LONDON–Shell PLC became the latest oil giant to post record annual profit last year, joining U.S. peers in surging back from early pandemic losses on soaring energy prices.
$41.6 billion full-year profit surpassed the London-based company’s previous record of $31.4 billion in 2008, measured on a net current-cost-of-supplies basis–a figure similar to the net income that U.S. oil companies report.
The results bring to more than $132 billion the combined profit last year of the three big majors including historic results from Chevron Corp. and Exxon Mobil Corp., reported during the past week. Their hauls, driven by strong global energy demand, erase billions of dollars of losses incurred during Covid lockdowns as global travel and economic activity sputtered.
Shell’s earnings included fourth-quarter profit on a net current-cost-of-supplies basis of $11.4 billion, compared with $11.2 billion in the year-ago period. Results were boosted by strong performance in Shell’s liquefied natural-gas business, which benefited from soaring global demand after Russia cut off pipeline gas supplies to Europe.

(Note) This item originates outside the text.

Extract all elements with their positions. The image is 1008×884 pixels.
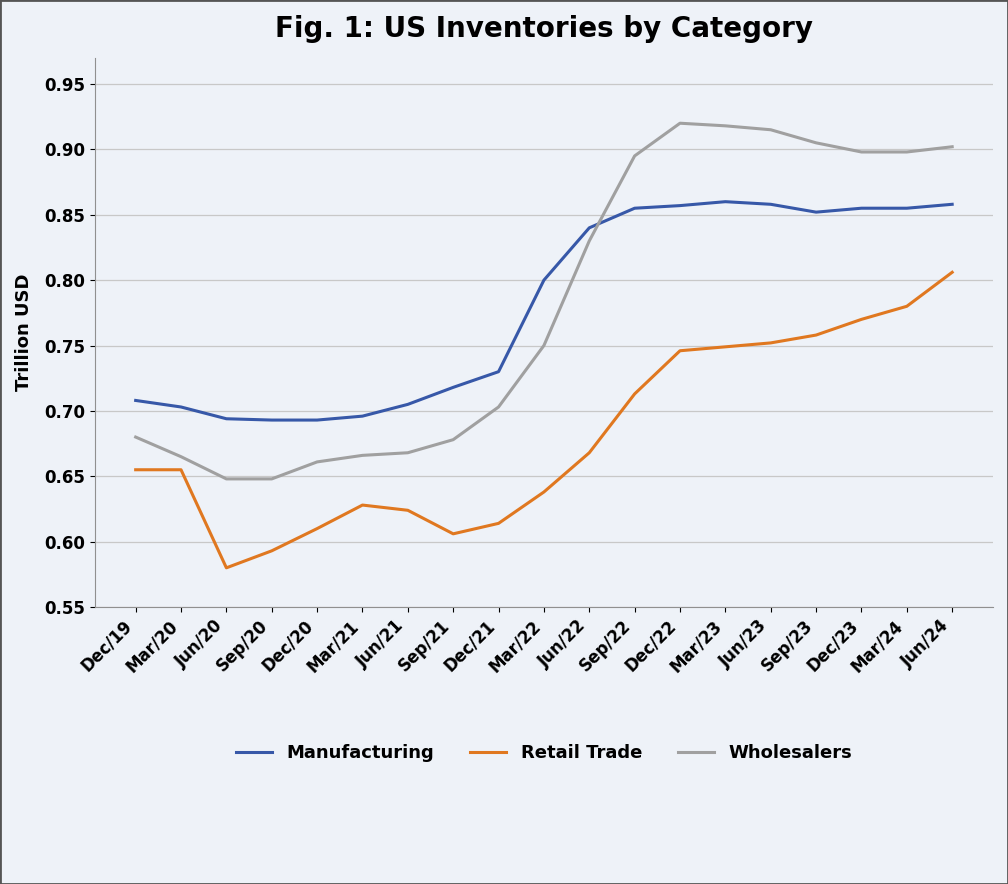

Adjusted fourth-quarter earnings, which strip out certain commodity-price adjustments and one-time charges, were $9.8 billion. That beat the consensus forecast of $8 billion for the quarter in a survey of 28 analysts compiled for Shell by an outside firm.
Shell’s results are the first reported under Chief Executive Officer Wael Sawan, who took over the role Jan. 1 from longtime boss Ben van Beurden. The 48-year-old Mr. Sawan, a dual Lebanese-Canadian national who joined Shell in 1997, rose through the ranks to oversee Shell’s natural-gas business, which has driven record profits, and more recently renewable energy.